1) They give a flyer lots of room to maneuver.
2) Likewise, there aren't a lot of places for prey to hide.
Personally, I find the idea of giant hawks dive bombing some merchant ship or fishing vessel that strays too close to a seaside eyrie fraught with potential. Let's look at the stat block, shall we? (LL81)
No. Enc.: 0 (1d3)
Movement, flying: 450' (150')
Armor Class: 6
Hit Dice: 3+3
Well, right off the bat, did you SEE that movement rate?? One hundred fifty feet per round! And you thought centaurs were fast! Basically, a character is going to get one shot at these suckers before the range penalties kick in (if the birds aren't out of missile or spell range entirely).
A normal encounter is 1d3 giant hawks together. Probably all riding the same thermals. They might not work together, but birds are greedy, and if one goes after a potential meal, the others will try for it too (or try to take it away from the first bird). Their morale is low enough that they might get scared away, but they might carry something (or someone) off with them. While they cannot carry off a full-sized man, gnomes and hobbits should beware.
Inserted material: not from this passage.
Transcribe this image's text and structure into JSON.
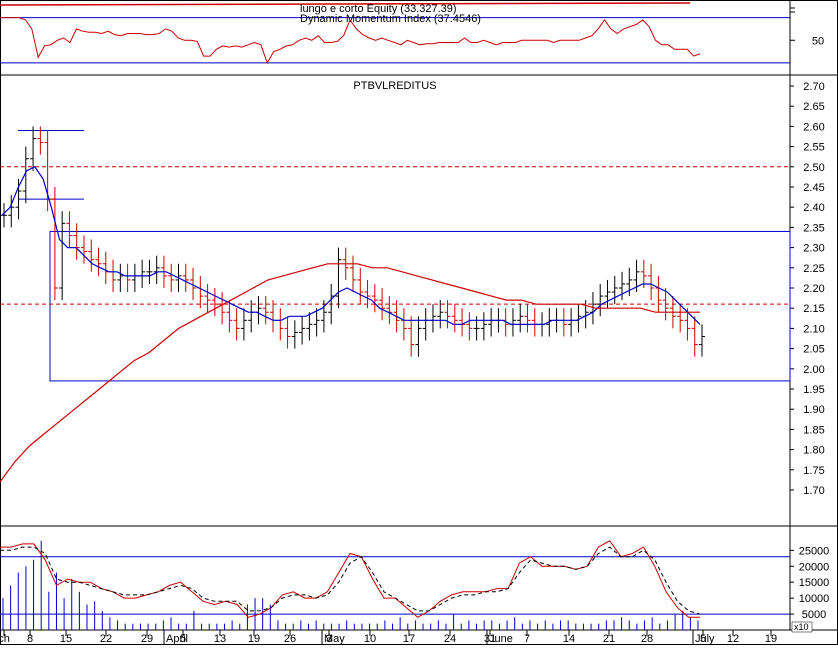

The birds' HD and AC aren't superb, and neither are their attacks/damage, but in the aforementioned sea encounter, their mobility is that much more useful when characters are confined to a ship. If a character is struck by one of these raptors as it dives, and he is up in the rigging or near the side of the ship when it hits, any GM worth his d12 should force a saving throw or ability check to avoid being knocked off. (Sure hope he wasn't wearing plate when he fell in!) If the character is hobbit or gnome sized, a hit should allow for the bird to fly off with him. Personally, if the bird still had movement left that round I'd let him get airborne with his prize (but I'm kind of an SOB). The victim, if still alive, can certainly try to fight the bird off while in its clutches, and the hawk might make a morale check or saving throw to hold onto something that's really hurting it. However, consider that if the hawk has more than a round to get altitude, do you want it to drop you?
I mentioned being stuck on the boat while this is happening. Wizards should note that flinging are of effect spells like Fireball at these creature might cause some nasty collateral damage. (Burning pitch-soaked timbers, anyone?) A circumstantial cover bonus to the flyers is also probably in order for any masts, sails, and rigging between them and any archers on deck.
For the desert encounter, look to your camels. Even if the hawk can't carry it off, most raptors would be fine with killing the beast and then tearing off a hunk of meat to take with. If a pack animal is laden with provisions, a saving throw might be in order to see if those nasty talons have torn up your waterskins. (see "SOB", above)
Lastly, I should mention that these are not supernatural creatures, but big animals. They don't attack out of malice, but hunger or self-preservation. Conversely, a mage with Charm Monster or a druid with Animal Companion/Friendship could play merry hob with a few of these following his orders.